Beyond the usual cannons, this means that (horizontal) precedent matters in a fundamentally different way than with a statute - it is something to be built upon, not just persuasive authority.
As Chief Justice Marshall famously wrote in 1819 in McCulloch v. Maryland, “we must never forget that it is a constitution we are expounding.”
" Look at the Constitution. It is not written with in the form of a statute. It largely lacks the stilted but precise language of a statute, it is a different sort of document. "
You are trying to reason -- with respect to legal analysis -- with the downscale, disaffected, delusional, bigoted rubes this white, male, right-wing blog has cultivated as any audience?
Where did I say that it is?
What I said was that it was the law - which it is.
Your attempt to distinguish it as "not a statute" is sophistry. Statutes written in 1789 also largely lacked the "stilted but precise" (except that it often isn't) language common to statutes today. Which makes your criticism of originalism uncompelling.
You are treating the Constitution's meaning as determinative and fixed, as it is for a statute.
It is neither of those two things. And this was understood about constitutions even in the founding [see Baude's positive turn originalism], so originalism won't save you here.
Yes, I am treating its meaning as determinative and fixed - as it is for every law. If you allow the law to "interpreted" at whim, you are back to the arbitrary, unpredictable and unjust 'rule of man'. I reject the position that any law (including the Constitution) is so wish-washy that it can be reinterpreted at will.
This. This is treating the Constitution as a statute.
There is plenty of middle ground between determinative and fixed and utterly arbitrary and unpredictable and can be interpreted at will - don't create a false choice.
Is the common law 'arbitrary, unpredictable and unjust?'
And that's why I said, yes, it's just a higher priority level of statute.
You want to treat it more like suggestions on how to do things. No. In practice, even if you declare it determinant and fixed, you're going to get some degree of arbitrary 'interpretation'; Explicitly inviting arbitrary interpretation guarantees you almost nothing but.
Would you please inform all of those in favor of affirmative action and reparations and other such things that this is the 21st century?
Thanks!
" Legal history before 1900 provides no support for licensing or training mandates for keeping an arm at home "
That is the unqualified declaration of a result-driven polemist, not a scholar.

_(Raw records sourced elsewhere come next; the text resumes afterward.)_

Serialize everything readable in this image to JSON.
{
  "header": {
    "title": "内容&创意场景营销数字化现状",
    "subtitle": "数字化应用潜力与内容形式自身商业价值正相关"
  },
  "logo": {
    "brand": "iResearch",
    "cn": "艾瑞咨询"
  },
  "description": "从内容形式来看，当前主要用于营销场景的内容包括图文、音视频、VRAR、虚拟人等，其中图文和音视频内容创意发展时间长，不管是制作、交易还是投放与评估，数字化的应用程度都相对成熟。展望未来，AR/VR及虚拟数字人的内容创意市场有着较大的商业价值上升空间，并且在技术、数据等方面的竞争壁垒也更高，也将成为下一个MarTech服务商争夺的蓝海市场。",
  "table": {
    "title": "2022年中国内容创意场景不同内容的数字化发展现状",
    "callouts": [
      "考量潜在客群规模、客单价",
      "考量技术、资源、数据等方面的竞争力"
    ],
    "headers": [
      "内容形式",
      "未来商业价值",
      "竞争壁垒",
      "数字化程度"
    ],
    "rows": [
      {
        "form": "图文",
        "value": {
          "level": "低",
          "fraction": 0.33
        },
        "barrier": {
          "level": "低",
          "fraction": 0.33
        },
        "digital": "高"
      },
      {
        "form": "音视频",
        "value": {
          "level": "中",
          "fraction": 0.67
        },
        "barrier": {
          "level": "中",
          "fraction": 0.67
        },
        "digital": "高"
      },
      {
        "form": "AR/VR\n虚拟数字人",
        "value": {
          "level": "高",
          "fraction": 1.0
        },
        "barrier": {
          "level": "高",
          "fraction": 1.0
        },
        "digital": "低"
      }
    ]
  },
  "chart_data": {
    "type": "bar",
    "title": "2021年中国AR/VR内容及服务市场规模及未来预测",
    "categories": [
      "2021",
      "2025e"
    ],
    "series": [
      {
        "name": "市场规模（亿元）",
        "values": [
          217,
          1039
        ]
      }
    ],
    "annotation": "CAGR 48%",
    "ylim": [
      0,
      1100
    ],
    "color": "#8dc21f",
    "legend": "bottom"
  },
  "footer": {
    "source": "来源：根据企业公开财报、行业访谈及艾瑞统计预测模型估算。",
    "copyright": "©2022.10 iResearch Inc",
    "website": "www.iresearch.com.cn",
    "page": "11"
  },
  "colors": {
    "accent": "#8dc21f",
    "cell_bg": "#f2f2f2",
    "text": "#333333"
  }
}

The academic veneer at this right-wing blog has become vanishingly thin, consisting mainly of misappropriated franchises of some law schools that deserve better (despite questionable hiring decision).
Carry on, clingers.
You know what there is no historical support for? Giving marriage licenses to men whose idea of "love" is finishing in his partner's colon.
David, I appreciate your brief, have downloaded it, and will study it when opportunity allows — an effort that regrettably will probably be prolonged.

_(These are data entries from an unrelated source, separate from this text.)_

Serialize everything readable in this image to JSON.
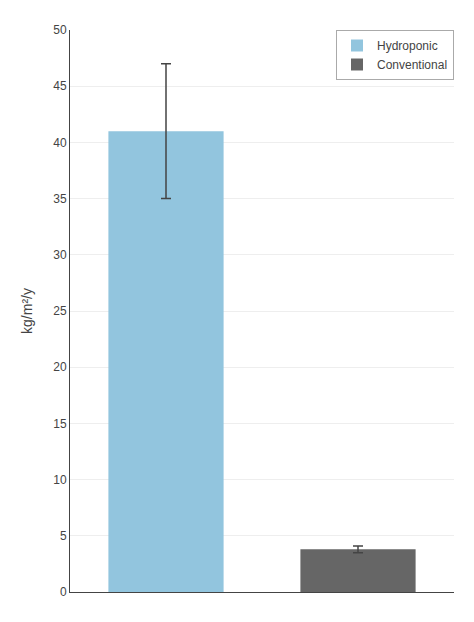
{
  "chart_data": {
    "type": "bar",
    "categories": [
      "Hydroponic",
      "Conventional"
    ],
    "values": [
      41.0,
      3.8
    ],
    "errors_up": [
      6.0,
      0.3
    ],
    "errors_down": [
      6.0,
      0.3
    ],
    "colors": [
      "#92C5DE",
      "#666666"
    ],
    "ylabel": "kg/m²/y",
    "ylim": [
      0,
      50
    ],
    "yticks": [
      0,
      5,
      10,
      15,
      20,
      25,
      30,
      35,
      40,
      45,
      50
    ],
    "grid": true,
    "legend": "upper right",
    "tick_labels": "y"
  }
}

I have started a project to analyze Michigan law on Militia Training, beginning with the Northwest Ordinance and through 1903. My hypothesis is that the drilling required prior to the Militia Act of 1903 allowed winnowing out of those psychologically unqualified to be trusted w/ military arms. Thus, if the requirement was renewed for the Unorganized Militia it could potentially prevent some of the horrific incidents that have recently transpired.
This project is being constantly interrupted. Perhaps your work will shed sufficient light to simplify my task as well as motivate me to pursue it more-expeditiously.
What about the words “well regulated” do you not understand?
Do we have to keep getting this judge-made law wilth no warrant in the text or history of the Constitution, where advocates get to use their lifetime tenure to just inflict their opinions on society, with no accountability?